Arkeolog harus bisa mengidentufikasi potensi-potensi sumberdaya budaya. Apa saja potensi sumberdaya? harus dilihat dari berbagai macam sudut pandang. Dari kacamata arkeologi jelas: untuk penelitian [academic research (disingkat a.r.)] dan pelestarian [conservational research (disingkat c.r.)]. Kedua wawasan ini selalu berjalan beriringan (Mundardjito, 1995). Penelitian a.r. untuk mengungkapkan sisi ilmiahnya, penelitian c.r. untuk menjamin bahwa sumberdaya tersebut bisa dimanfaatkan lebih jauh untuk penelitian.

Arkeologi publik menambah satu dimensi lagi: potensi untuk pihak lain. Penelitian a.r. diharapkan memiliki wawasan arkeologi publik, artinya selain penelitian ilmiah murni, hendaknya diungkapkan pula potensi-potensi lain seperti ke-pariwisata-an, per-museum-an, informatika, dan sebagainya. Dari sisi pelestarian, baik penelitian c.r. maupun upaya preservasi dan konservasinya juga mempertimbangkan kepentingan manfaat masyarakat umum.

D. Azas Manfaat Untuk Masyarakat
Masyarakat yang dimaksud di sini adalah institusi arkeologi di luar pemerintahan. Jadi termasuk di dalamnya: lembaga non-arkeologi, para ilmuwan, para pelajar dan mahasiswa, interest groups dan lembaga swadaya masyarakat, dunia usaha, media massa, dan sebagainya.

Namun fokus terpenting untuk saat ini adalah menjangkau masyarakat umum (general public).
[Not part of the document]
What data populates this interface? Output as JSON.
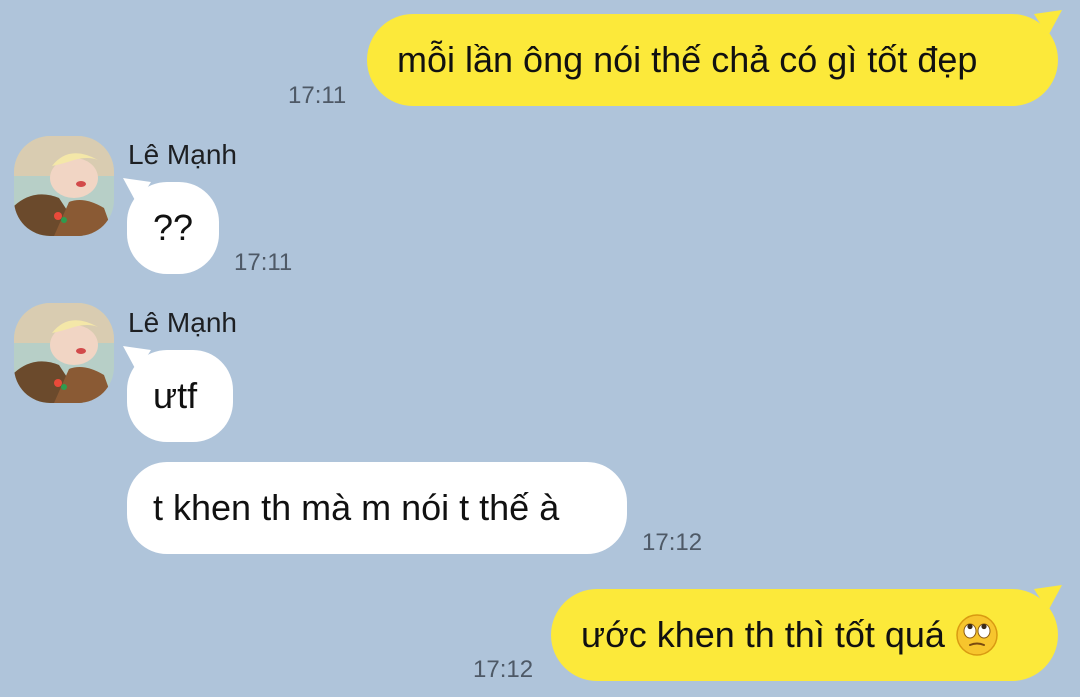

Mayoritas negara di dunia menganggap sumberdaya budaya adalah milik negara. Oleh karena negara adalah milik masyarakat, maka masyarakat adalah stake holder utama sumberdaya. Jadi, masyarakat berkepentingan dan bertanggungjawab terhadap sumberdaya arkeologi (McGimsey, 1972).

Apakah arkeologi dan sumberdaya budaya bermanfaat untuk masyarakat? Bagaimana membuatnya bermanfaat? Kunci dari pertanyaan di atas adalah:

1). Membuat masyarakat membutuhkan arkeologi
2). Melibatkan masyarakat sebagai mitra

Di mancanegara kemitraan dengan masyarakat telah berjalan seiring sejalan sejak pertengahan tahun 1970-an. Hal ini membuat awareness dan apresiasi masyarakat terhadap kepentingan arkeologi sangat tinggi (Cleere, 1984).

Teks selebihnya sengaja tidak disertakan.